Canadian television director

Morgan Beggs is a Canadian television director.

He is known for his work on The WB/The CW's Smallville and on the ABC fairytale series Once Upon a Time.

==Career==
Beggs began his career as a child actor in 1977s Skip Tracer, the only acting credit he has received. He first worked as a second assistant director on 21 Jump Street. He went on to serve in the same capacity on Timecop and Gold Diggers: The Secret of Bear Mountain. He has served as first assistant director on such series as The Commish, The X-Files, Millennium, Beggars and Choosers, Dark Angel, Tru Calling, Reunion, Men in Trees, The 4400. The Killing, The Secret Circle, Fear the Walking Dead, Dead of Summer, and A Series of Unfortunate Events; and on films Screwed, Head Over Heels, Spooky House, Scooby-Doo 2: Monsters Unleashed, Elektra, The Exorcism of Emily Rose, Ramona and Beezus, and Monster Trucks.
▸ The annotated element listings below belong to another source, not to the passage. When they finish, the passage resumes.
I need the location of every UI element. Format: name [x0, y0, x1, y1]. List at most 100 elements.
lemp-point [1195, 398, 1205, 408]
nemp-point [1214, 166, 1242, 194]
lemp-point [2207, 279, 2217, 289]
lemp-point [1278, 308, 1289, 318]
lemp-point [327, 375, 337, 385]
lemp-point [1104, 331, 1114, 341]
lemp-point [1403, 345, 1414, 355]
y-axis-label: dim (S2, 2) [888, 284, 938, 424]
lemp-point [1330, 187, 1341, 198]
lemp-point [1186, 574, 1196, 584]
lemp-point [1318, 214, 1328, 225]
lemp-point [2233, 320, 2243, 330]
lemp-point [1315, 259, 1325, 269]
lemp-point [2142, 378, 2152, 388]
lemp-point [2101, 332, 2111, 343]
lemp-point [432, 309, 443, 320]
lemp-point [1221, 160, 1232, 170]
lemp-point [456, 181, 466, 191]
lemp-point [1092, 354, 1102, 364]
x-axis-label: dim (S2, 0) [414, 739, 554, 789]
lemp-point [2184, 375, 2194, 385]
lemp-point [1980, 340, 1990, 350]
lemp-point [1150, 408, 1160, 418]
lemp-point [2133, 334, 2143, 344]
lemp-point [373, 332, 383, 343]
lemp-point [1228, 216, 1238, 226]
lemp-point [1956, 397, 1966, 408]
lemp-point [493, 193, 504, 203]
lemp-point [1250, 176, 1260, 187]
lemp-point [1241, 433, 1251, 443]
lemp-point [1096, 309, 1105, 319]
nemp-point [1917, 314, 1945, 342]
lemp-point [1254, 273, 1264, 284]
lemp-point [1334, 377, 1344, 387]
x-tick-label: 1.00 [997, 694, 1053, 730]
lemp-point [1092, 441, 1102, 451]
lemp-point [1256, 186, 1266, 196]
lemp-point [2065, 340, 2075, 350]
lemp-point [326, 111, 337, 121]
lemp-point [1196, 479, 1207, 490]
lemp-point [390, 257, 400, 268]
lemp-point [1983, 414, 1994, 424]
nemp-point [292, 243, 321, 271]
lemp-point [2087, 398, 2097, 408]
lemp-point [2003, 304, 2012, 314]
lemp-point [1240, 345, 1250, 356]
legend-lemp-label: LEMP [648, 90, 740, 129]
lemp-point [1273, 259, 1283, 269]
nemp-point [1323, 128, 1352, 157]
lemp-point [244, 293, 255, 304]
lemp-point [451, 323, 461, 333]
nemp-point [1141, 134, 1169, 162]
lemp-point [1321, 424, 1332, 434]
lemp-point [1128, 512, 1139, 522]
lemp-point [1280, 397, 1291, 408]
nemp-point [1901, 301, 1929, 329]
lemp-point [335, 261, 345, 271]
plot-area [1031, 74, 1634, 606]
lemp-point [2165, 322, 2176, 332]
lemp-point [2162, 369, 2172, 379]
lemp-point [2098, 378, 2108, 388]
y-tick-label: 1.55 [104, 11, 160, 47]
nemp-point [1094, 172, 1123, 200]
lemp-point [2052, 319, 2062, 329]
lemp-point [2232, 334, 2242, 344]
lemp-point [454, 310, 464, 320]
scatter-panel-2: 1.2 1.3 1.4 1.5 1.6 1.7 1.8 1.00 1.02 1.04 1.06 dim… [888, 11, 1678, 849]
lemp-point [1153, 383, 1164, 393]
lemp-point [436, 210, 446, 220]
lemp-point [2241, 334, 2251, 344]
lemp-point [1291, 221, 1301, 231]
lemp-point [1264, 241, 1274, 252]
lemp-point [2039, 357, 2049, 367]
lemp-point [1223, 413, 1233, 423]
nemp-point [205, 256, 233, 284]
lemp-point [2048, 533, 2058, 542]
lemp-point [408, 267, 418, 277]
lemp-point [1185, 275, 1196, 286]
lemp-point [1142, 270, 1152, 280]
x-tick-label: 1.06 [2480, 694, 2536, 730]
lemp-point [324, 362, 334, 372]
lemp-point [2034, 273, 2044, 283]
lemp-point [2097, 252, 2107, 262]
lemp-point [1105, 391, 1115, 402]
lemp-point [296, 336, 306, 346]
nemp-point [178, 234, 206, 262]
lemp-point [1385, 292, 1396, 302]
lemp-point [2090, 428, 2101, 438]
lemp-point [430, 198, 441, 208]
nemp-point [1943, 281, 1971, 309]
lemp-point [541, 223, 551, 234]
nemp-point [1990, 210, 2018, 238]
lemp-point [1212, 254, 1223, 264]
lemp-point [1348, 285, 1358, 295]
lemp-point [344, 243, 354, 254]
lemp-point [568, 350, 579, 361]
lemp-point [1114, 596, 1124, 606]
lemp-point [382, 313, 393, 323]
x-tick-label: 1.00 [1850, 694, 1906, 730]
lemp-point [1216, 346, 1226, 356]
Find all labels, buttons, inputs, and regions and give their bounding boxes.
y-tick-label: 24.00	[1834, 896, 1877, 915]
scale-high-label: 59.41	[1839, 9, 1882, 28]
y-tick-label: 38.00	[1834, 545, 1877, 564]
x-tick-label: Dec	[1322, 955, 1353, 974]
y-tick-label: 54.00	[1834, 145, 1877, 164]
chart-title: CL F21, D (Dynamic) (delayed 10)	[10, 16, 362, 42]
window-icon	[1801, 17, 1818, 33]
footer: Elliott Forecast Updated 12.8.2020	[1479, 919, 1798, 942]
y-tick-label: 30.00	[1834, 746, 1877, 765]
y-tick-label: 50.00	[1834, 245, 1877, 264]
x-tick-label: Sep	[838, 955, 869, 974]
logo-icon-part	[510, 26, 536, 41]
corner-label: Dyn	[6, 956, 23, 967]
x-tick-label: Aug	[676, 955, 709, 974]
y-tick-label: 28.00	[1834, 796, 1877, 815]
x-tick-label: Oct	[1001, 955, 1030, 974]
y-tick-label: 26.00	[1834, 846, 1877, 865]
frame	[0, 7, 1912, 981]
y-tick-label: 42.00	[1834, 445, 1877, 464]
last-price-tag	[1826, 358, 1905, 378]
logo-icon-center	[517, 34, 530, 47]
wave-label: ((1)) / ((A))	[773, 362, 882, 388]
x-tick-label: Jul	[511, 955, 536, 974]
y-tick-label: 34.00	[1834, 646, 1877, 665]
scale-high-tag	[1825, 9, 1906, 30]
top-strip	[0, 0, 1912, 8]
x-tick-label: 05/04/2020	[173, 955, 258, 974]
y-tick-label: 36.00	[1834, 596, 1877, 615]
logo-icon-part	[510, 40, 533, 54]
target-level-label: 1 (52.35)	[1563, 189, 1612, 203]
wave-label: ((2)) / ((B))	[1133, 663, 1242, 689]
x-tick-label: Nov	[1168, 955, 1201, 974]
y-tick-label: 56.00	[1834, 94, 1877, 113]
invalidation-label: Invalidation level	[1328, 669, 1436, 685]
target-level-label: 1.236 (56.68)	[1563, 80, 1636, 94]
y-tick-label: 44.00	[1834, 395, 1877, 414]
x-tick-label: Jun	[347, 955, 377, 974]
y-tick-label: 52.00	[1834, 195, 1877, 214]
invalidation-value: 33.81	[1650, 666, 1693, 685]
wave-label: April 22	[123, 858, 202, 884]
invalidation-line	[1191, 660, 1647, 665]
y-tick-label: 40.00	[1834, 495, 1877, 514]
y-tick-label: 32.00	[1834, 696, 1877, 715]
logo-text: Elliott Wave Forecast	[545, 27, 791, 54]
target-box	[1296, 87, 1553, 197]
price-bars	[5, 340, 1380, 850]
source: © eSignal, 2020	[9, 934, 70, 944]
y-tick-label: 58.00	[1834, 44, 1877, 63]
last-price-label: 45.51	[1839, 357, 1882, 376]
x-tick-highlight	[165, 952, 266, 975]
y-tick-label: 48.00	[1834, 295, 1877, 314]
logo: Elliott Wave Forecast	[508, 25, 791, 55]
He first directed an episode of television on Dark Angel. He has also directed for Kyle XY, The 4400, and Flash Gordon. Beggs seminal achievements lie with the Superman prequel series Smallville, which ran for 10 seasons; and the Disney produced Once Upon a Time. He served as 1st AD on 35 installments of Smallville, including the 2011 finale, and directed "Bulletproof", "Pandora" and "Collateral". On Once, Beggs has 1st assistant directed over 40 episodes, while directing the fourth season, Frozen installment "Rocky Road".